Há uma semana, a torcida do Cruzeiro estava em êxtase. Aquela sexta-feira amanhecera celeste, com o cruzeirense desfrutando do triunfo sobre o Boca Juniors, no Mineirão. Foi mais que um jogo de futebol. Um duelo com contornos épicos, daqueles que serão para sempre lembrados. No peito, na raça e no grito da torcida. Por isso, além da classificação para as quartas de final da Copa Sul-Americana, rendeu uma injeção de ânimo – alívio, confiança e felicidade – na alma do torcedor da Raposa. A sensação de voltar a se sentir vencedor. De ser reconhecido. De impor respeito.
“O Cruzeiro voltou” era o que mais se ouvia, de torcedores a analistas esportivos. A estima de se ver e ser visto como um clube de expressão internacional. Como se, a partir dali, todas as agruras do passado recente estivessem, definitivamente, enterradas. O cruzeirense estava transpondo uma espécie de portal. Cicatrizes fechadas.
Uma nova história sendo (re)escrita. Aquele Cruzeiro, das páginas heroicas imortais, finalmente, resgatado. Aparentemente, tudo começava a engrenar.
Isso foi há apenas sete dias. Os dois jogos contra o Internacional, no entanto, mudaram totalmente o panorama. Uma derrota no Beira-Rio (1 a 0) e um empate (0 a 0) no Mineirão fizeram, num espaço de pouco mais de 72 horas, estrago de meses.

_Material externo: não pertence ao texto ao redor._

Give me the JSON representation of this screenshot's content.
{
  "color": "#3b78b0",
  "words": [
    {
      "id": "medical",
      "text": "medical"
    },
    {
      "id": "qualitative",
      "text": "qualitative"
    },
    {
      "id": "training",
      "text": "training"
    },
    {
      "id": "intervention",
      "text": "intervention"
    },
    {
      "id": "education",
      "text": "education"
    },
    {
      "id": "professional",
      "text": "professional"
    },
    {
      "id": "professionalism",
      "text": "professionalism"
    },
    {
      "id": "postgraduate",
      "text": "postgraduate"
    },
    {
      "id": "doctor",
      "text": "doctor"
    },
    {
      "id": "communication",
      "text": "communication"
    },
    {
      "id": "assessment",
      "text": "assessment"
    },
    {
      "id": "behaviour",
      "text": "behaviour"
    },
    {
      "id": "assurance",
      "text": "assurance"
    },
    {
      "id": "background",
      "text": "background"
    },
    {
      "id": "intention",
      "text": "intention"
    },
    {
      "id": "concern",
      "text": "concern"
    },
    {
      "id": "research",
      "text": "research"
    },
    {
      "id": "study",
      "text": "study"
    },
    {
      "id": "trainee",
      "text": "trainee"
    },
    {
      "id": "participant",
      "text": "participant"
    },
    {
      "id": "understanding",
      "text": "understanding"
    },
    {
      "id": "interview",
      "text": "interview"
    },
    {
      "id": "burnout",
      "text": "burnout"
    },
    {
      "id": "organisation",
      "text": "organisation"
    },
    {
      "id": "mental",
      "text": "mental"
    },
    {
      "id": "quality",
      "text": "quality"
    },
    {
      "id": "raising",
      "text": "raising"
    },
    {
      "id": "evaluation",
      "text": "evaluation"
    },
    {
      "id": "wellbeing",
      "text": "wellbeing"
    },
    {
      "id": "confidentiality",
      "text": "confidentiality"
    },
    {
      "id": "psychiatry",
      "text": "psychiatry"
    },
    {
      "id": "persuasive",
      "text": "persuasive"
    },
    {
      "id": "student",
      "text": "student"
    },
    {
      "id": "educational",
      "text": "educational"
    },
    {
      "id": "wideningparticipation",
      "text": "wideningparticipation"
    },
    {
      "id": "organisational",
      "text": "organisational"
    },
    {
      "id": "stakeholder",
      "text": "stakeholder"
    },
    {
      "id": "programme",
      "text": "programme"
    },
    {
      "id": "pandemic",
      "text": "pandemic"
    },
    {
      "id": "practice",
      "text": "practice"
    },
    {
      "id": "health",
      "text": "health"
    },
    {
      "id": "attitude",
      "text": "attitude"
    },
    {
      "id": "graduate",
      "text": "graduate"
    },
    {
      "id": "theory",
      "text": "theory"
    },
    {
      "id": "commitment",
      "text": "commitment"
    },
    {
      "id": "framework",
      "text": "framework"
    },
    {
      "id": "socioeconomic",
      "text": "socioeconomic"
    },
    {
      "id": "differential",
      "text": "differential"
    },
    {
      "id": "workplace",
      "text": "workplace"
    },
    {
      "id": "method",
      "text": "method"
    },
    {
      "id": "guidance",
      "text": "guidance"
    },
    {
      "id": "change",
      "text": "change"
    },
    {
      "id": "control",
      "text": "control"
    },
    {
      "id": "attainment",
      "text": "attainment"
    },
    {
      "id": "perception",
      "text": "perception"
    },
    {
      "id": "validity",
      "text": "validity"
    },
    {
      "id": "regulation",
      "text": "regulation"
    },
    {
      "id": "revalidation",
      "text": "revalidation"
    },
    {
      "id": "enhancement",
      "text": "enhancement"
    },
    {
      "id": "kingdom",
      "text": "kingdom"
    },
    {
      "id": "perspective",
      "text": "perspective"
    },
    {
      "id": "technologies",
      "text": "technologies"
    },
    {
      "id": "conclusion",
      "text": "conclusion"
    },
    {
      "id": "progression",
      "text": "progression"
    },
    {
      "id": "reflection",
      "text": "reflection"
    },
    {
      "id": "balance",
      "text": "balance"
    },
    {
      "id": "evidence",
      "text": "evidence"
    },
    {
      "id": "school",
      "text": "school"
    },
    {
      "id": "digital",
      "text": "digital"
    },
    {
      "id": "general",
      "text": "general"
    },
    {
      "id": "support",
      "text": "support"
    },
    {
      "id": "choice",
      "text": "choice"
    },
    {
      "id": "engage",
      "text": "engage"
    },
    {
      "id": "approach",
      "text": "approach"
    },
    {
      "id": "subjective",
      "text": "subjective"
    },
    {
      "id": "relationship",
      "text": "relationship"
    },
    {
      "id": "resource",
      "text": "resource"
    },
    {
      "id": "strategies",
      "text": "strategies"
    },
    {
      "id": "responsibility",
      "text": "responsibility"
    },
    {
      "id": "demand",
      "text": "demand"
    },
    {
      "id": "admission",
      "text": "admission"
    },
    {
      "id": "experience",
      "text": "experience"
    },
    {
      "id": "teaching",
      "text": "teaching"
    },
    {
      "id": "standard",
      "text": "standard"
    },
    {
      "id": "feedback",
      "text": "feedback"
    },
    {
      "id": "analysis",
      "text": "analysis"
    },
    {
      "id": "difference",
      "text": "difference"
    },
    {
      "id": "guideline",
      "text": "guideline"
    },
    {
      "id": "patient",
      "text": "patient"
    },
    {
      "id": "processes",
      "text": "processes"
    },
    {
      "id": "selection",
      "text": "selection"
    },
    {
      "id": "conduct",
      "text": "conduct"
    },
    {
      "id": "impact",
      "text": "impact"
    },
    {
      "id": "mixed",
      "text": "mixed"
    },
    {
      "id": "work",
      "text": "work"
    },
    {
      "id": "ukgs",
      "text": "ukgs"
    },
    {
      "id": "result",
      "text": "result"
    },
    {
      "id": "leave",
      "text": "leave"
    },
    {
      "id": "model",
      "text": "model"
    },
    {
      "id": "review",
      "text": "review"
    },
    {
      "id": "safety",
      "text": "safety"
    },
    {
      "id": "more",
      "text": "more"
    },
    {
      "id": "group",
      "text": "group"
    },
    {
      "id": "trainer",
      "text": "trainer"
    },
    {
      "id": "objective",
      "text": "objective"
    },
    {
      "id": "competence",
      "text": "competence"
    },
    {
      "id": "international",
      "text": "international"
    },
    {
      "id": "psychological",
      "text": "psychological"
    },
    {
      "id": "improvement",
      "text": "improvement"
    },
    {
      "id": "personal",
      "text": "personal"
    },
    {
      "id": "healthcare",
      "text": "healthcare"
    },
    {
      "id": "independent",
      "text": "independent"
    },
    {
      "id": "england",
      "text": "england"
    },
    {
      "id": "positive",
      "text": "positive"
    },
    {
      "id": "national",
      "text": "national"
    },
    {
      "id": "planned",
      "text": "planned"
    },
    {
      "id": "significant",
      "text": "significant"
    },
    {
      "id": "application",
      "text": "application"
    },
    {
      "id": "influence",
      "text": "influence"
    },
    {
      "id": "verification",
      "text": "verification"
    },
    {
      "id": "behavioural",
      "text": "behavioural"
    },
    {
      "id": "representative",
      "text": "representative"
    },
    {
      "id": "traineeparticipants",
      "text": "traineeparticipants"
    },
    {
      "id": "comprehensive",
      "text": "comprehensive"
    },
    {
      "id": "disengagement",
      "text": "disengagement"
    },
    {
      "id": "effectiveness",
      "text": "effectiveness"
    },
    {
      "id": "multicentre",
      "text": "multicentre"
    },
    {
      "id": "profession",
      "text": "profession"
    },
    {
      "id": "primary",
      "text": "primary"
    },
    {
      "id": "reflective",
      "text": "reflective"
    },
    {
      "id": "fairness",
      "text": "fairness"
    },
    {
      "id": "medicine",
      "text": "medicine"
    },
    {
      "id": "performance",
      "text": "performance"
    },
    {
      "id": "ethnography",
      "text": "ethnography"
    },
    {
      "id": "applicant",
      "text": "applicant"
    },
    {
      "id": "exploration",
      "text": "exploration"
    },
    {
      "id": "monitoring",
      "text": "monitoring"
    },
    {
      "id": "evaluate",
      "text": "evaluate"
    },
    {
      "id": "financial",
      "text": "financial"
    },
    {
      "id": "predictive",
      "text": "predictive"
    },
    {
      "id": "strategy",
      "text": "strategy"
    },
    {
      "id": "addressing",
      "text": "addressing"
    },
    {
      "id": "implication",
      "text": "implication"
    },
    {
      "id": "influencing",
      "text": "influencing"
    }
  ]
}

Corta para esta sexta-feira (30/8). O céu não parece mais tão azul. O coração celeste não está mais tão leve. Um cenário (exagerado) de crise começa a se desenhar.
Críticas chegam de todo lado: os jogadores, outrora elogiados, não passam mais tanta confiança. O treinador (o mesmo que trouxe o time nessa caminhada de reconstrução) deixou o campo xingado e para muitos está na bica de ser demitido. Até já começaram a elencar possíveis candidatos, e a lista de quem palpita e/ou especula foi de Fernando Diniz a Jorge Sampaoli.
A atuação do clube na última janela de transferências, antes considerada uma das melhores do Brasil, começa a ser questionada. ‘Faltou lateral’, pontuou um. Outro retrucou: ‘Tinha de ter trazido outro atacante, Kaio Jorge não dá’.
Reforço mais caro, custando quase R$ 41 milhões ao caixa do Cruzeiro, Kaio Jorge perdeu um pênalti no último confronto e já tem quem ache que não vai dar certo na Toca. Detalhe: está treinando com o grupo há somente dois meses. Para piorar, depois da partida contra o Inter, ainda viu família e amigos irem parar na delegacia do Mineirão por causa de confusão com torcedores.
Como se ainda fosse pouco, no dia do aniversário de 30 anos, o argentino Juan Dinenno, apontado por muitos como a principal esperança de gols do time, foi informado de que terá de operar o joelho direito. É a quarta lesão do jogador desde que chegou ao Cruzeiro, em janeiro deste ano.
Em abril, ele foi diagnosticado com edema muscular na coxa esquerda e fratura nos ossos do nariz. No fim de maio, precisou passar por cirurgia no púbis e ficou mais tempo longe dos gramados. A previsão atual é de retorno apenas em abril.
Inferno astral do Cruzeiro
Fosse no mês anterior à data de fundação, essa virada de maré poderia ser atribuída ao “inferno astral”, aquele período de má sorte que antecede o aniversário. Mas ainda falta muito tempo para isso, já que o do Cruzeiro é em 2 de janeiro.
Para quem é esotérico, outra explicação poderia estar no mercúrio retrógrado, uma conjunção desfavorável dos astros, que empaca a vida de muitos terráqueos, segundo consta. Ele teve seu fim justamente nessa quarta-feira. Mas já vigorava no dia do triunfo sobre o Boca, então, não dá para culpá-lo.
Tem uma justificativa mais racional. A ressaca pós-vitória sobre o Boca, nas condições que aquela partida exigiu dos jogadores celestes, mais um relaxamento natural e também a boa qualidade do time do Internacional poderiam, sim, resultar na derrota no Sul e no empate em BH.
Contudo, é um argumento desprovido de passionalidade, que não combina muito com quem quer enxergar o futebol apenas sobre a ótica do 8 ou 80. Ou está tudo uma maravilha, ou está tudo péssimo. Para essa turma, é difícil entender que é raríssimo uma equipe descrever trajetória linear. Seria um mundo perfeito, porém, não é a realidade. Sinto avisá-los.